Cuba opposed the United Nations human rights investigation in Iran

Cuba opposed the United Nations human rights investigation in Iran

(EFE)

The resolution that includes this new investigation mechanism was approved with 25 votes in favour, 16 abstentions and six against, among the latter that of China, which previously unsuccessfully tried to remove from the resolution the text that alluded to the creation of the investigative mission.

This mission will aim to “collect and analyze evidence” of human rights violations in the context of a repression that has already caused more than 300 deaths – including 40 children – and nearly 15,000 detainees.

The experts that make it up (usually three jurists or other specialists in international law) will present their first results of the investigations at the 53rd session of the Council, in mid-2023.

The approved resolution also calls on Iran to allow unimpeded access to these experts so that they can freely carry out their investigations, as well as to the UN special rapporteur for that country, Javaid Rehman.

The text, which in addition to China voted against Cuba, Eritrea, Armenia, Pakistan and Venezuela, calls on the Government of Iran to “end all forms of discrimination and violence against women and girls in public and private life.”

It also demands that Tehran put an end to extrajudicial executions, enforced disappearances, sexual and gender-based violence, arbitrary arrests, torture and other abuses against peaceful demonstrators who have staged more than two months of protests.
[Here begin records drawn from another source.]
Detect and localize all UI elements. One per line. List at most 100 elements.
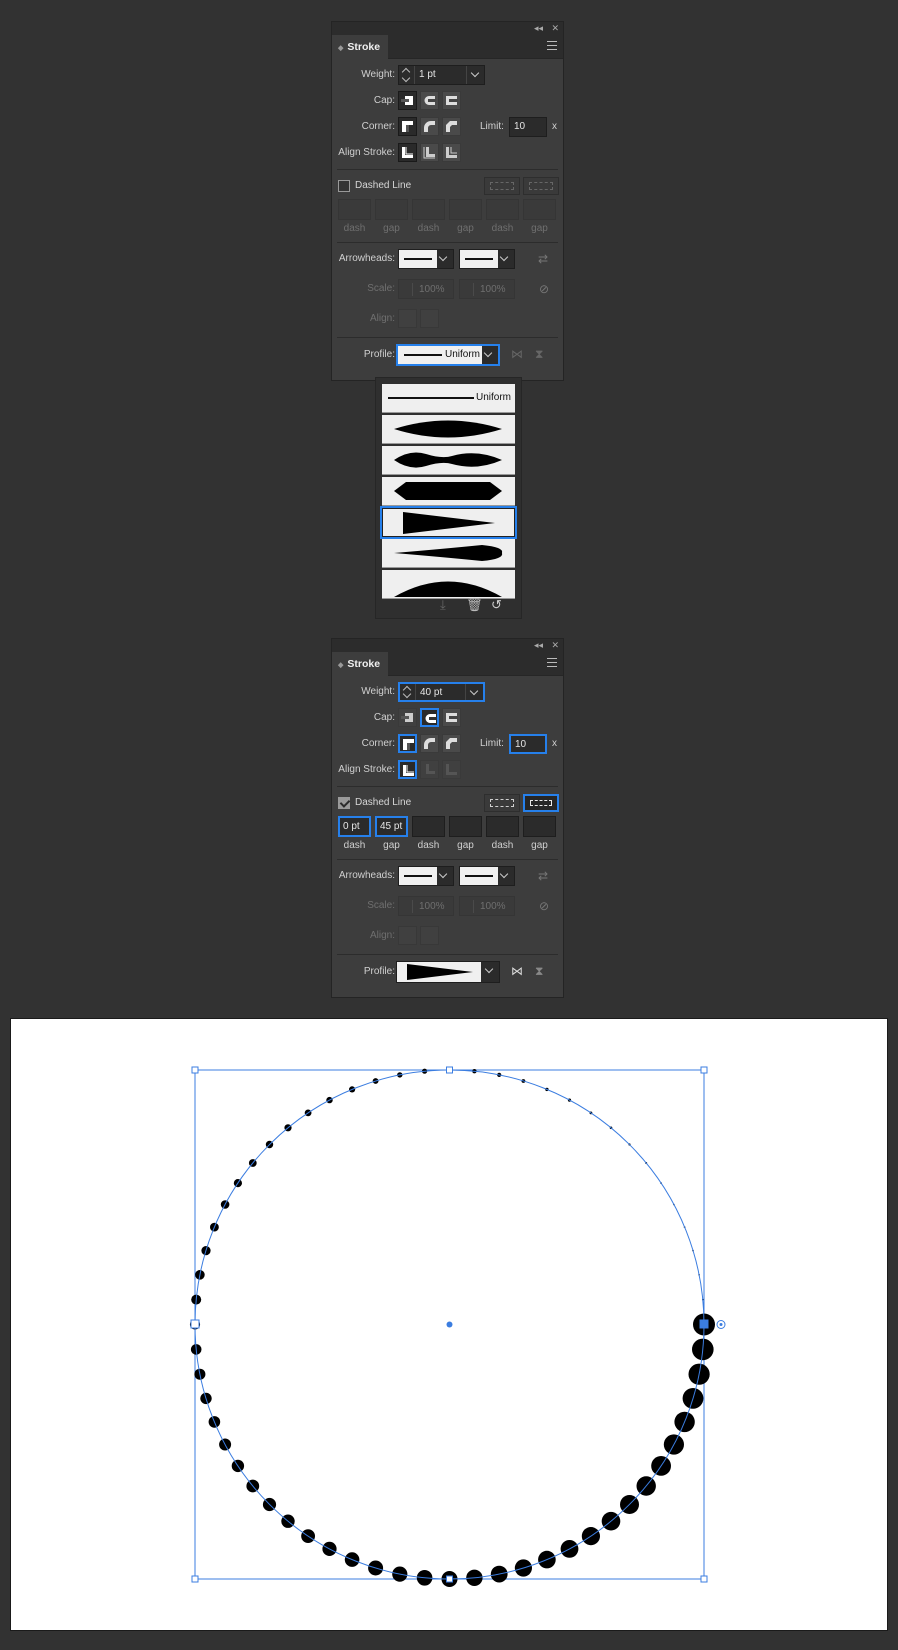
bounding-box-handle[interactable] bbox=[446, 1575, 453, 1583]
end-scale-input[interactable]: 100% bbox=[459, 279, 515, 299]
profile-option-1[interactable] bbox=[382, 415, 515, 444]
profile-dropdown[interactable] bbox=[480, 346, 498, 364]
align-inside-button[interactable] bbox=[420, 143, 439, 162]
dash-align-corners-button[interactable] bbox=[523, 177, 559, 195]
weight-input[interactable]: 1 pt bbox=[398, 65, 485, 85]
add-to-profiles-icon[interactable]: ⤓ bbox=[440, 597, 446, 613]
butt-cap-button[interactable] bbox=[398, 91, 417, 110]
dash-exact-button[interactable] bbox=[484, 794, 520, 812]
dashed-line-checkbox[interactable] bbox=[338, 180, 350, 192]
dash-2-input[interactable] bbox=[412, 199, 445, 220]
panel-menu-icon[interactable] bbox=[547, 658, 557, 667]
collapse-icon[interactable]: ◂◂ bbox=[534, 22, 543, 35]
tab-stroke[interactable]: ◆ Stroke bbox=[332, 35, 388, 59]
gap-2-input[interactable] bbox=[449, 816, 482, 837]
bounding-box-handle[interactable] bbox=[700, 1575, 708, 1583]
gap-1-input[interactable]: 45 pt bbox=[375, 816, 408, 837]
align-outside-button[interactable] bbox=[442, 143, 461, 162]
miter-join-button[interactable] bbox=[398, 117, 417, 136]
align-inside-button[interactable] bbox=[420, 760, 439, 779]
limit-input[interactable]: 10 bbox=[509, 734, 547, 754]
anchor-point-left[interactable] bbox=[190, 1319, 200, 1329]
profile-option-4[interactable] bbox=[380, 506, 517, 539]
bounding-box-handle[interactable] bbox=[191, 1066, 199, 1074]
gap-3-input[interactable] bbox=[523, 199, 556, 220]
arrow-place-button[interactable] bbox=[420, 309, 439, 328]
profile-dropdown[interactable] bbox=[481, 962, 499, 982]
align-outside-button[interactable] bbox=[442, 760, 461, 779]
end-arrowhead-select[interactable] bbox=[459, 249, 515, 269]
bevel-join-button[interactable] bbox=[442, 117, 461, 136]
dash-1-input[interactable] bbox=[338, 199, 371, 220]
weight-dropdown[interactable] bbox=[466, 66, 484, 84]
projecting-cap-button[interactable] bbox=[442, 708, 461, 727]
close-icon[interactable]: ✕ bbox=[551, 22, 559, 35]
dash-3-input[interactable] bbox=[486, 816, 519, 837]
dash-3-input[interactable] bbox=[486, 199, 519, 220]
dashed-line-checkbox[interactable] bbox=[338, 797, 350, 809]
end-arrowhead-select[interactable] bbox=[459, 866, 515, 886]
artboard[interactable] bbox=[10, 1018, 888, 1631]
flip-along-icon[interactable]: ⋈ bbox=[511, 347, 523, 361]
profile-select[interactable] bbox=[396, 961, 500, 983]
dash-exact-button[interactable] bbox=[484, 177, 520, 195]
profile-option-2[interactable] bbox=[382, 446, 515, 475]
gap-3-input[interactable] bbox=[523, 816, 556, 837]
flip-across-icon[interactable]: ⧗ bbox=[535, 347, 543, 362]
start-arrowhead-select[interactable] bbox=[398, 249, 454, 269]
dash-align-corners-button[interactable] bbox=[523, 794, 559, 812]
butt-cap-button[interactable] bbox=[398, 708, 417, 727]
panel-menu-icon[interactable] bbox=[547, 41, 557, 50]
flip-across-icon[interactable]: ⧗ bbox=[535, 964, 543, 979]
dash-1-input[interactable]: 0 pt bbox=[338, 816, 371, 837]
start-arrowhead-select[interactable] bbox=[398, 866, 454, 886]
profile-select[interactable]: Uniform bbox=[396, 344, 500, 366]
swap-arrowheads-icon[interactable]: ⇄ bbox=[538, 252, 548, 266]
link-scale-icon[interactable]: ⊘ bbox=[539, 899, 549, 913]
weight-stepper-icon[interactable] bbox=[399, 66, 415, 84]
gap-1-input[interactable] bbox=[375, 199, 408, 220]
close-icon[interactable]: ✕ bbox=[551, 639, 559, 652]
panel-titlebar: ◂◂ ✕ bbox=[332, 639, 563, 652]
arrow-extend-button[interactable] bbox=[398, 926, 417, 945]
profile-option-3[interactable] bbox=[382, 477, 515, 506]
start-arrowhead-dropdown[interactable] bbox=[435, 867, 453, 885]
tab-stroke[interactable]: ◆ Stroke bbox=[332, 652, 388, 676]
collapse-icon[interactable]: ◂◂ bbox=[534, 639, 543, 652]
miter-join-button[interactable] bbox=[398, 734, 417, 753]
projecting-cap-button[interactable] bbox=[442, 91, 461, 110]
start-scale-input[interactable]: 100% bbox=[398, 279, 454, 299]
flip-along-icon[interactable]: ⋈ bbox=[511, 964, 523, 978]
weight-stepper-icon[interactable] bbox=[400, 684, 416, 700]
bounding-box-handle[interactable] bbox=[446, 1066, 453, 1074]
link-scale-icon[interactable]: ⊘ bbox=[539, 282, 549, 296]
gap-2-input[interactable] bbox=[449, 199, 482, 220]
end-scale-input[interactable]: 100% bbox=[459, 896, 515, 916]
swap-arrowheads-icon[interactable]: ⇄ bbox=[538, 869, 548, 883]
artwork-svg[interactable] bbox=[11, 1019, 889, 1632]
arrow-place-button[interactable] bbox=[420, 926, 439, 945]
profile-option-5[interactable] bbox=[382, 539, 515, 568]
reset-profiles-icon[interactable]: ↺ bbox=[491, 597, 502, 613]
limit-input[interactable]: 10 bbox=[509, 117, 547, 137]
round-cap-button[interactable] bbox=[420, 708, 439, 727]
round-join-button[interactable] bbox=[420, 734, 439, 753]
end-arrowhead-dropdown[interactable] bbox=[496, 867, 514, 885]
bevel-join-button[interactable] bbox=[442, 734, 461, 753]
weight-input[interactable]: 40 pt bbox=[398, 682, 485, 702]
start-arrowhead-dropdown[interactable] bbox=[435, 250, 453, 268]
anchor-point-right[interactable] bbox=[699, 1319, 709, 1329]
arrow-extend-button[interactable] bbox=[398, 309, 417, 328]
profile-option-uniform[interactable]: Uniform bbox=[382, 384, 515, 413]
align-center-button[interactable] bbox=[398, 143, 417, 162]
dash-2-input[interactable] bbox=[412, 816, 445, 837]
delete-profile-icon[interactable]: 🗑 bbox=[466, 597, 483, 613]
end-arrowhead-dropdown[interactable] bbox=[496, 250, 514, 268]
round-cap-button[interactable] bbox=[420, 91, 439, 110]
bounding-box-handle[interactable] bbox=[700, 1066, 708, 1074]
round-join-button[interactable] bbox=[420, 117, 439, 136]
align-center-button[interactable] bbox=[398, 760, 417, 779]
weight-dropdown[interactable] bbox=[465, 684, 483, 700]
bounding-box-handle[interactable] bbox=[191, 1575, 199, 1583]
start-scale-input[interactable]: 100% bbox=[398, 896, 454, 916]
China tried to neutralize the resolution at the last minute by calling for the withdrawal of the paragraph calling for the creation of a fact-finding mission

China tried to neutralize the resolution at the last minute by calling for the withdrawal of the paragraph calling for the creation of a fact-finding mission, forcing a first vote on this possible amendment that only got six votes out of 47 council members.

This strategy caused protests from countries such as Germany, one of the main promoters of the repression in Iran being brought to the Council for debate and which denounced China presenting an amendment at the last minute with the intention of deactivating the text.

On Iran’s side, the international director of the Vice Presidency for Women and the Family, Khadijeh Karimi, intervened to warn that her government “will not recognize this mechanism (the fact-finding mission) or a United Nations mandate doomed to fail.”

He also charged against Germany for its leadership in today’s session and assured that that country, “since the Second World War, is not qualified to talk about women’s rights.”

Hours before the vote, the international mission had been supported by the special rapporteur Rehman, who stressed its importance in addressing the claims of the victims in a country where “structural impunity has fueled a pattern of murders, forced disappearances, torture and abuses “.

Rehman stressed that, in line with these old practices, the Iranian state has ordered “violent repression at any cost” since the beginning of the protests, with presidential orders to act “without mercy” against the protesters.

The UN high commissioner for human rights, Volker Türk, added at the Council session that “the unnecessary and disproportionate use of force in Iran must end”, a country that is mired in “an open human rights crisis “.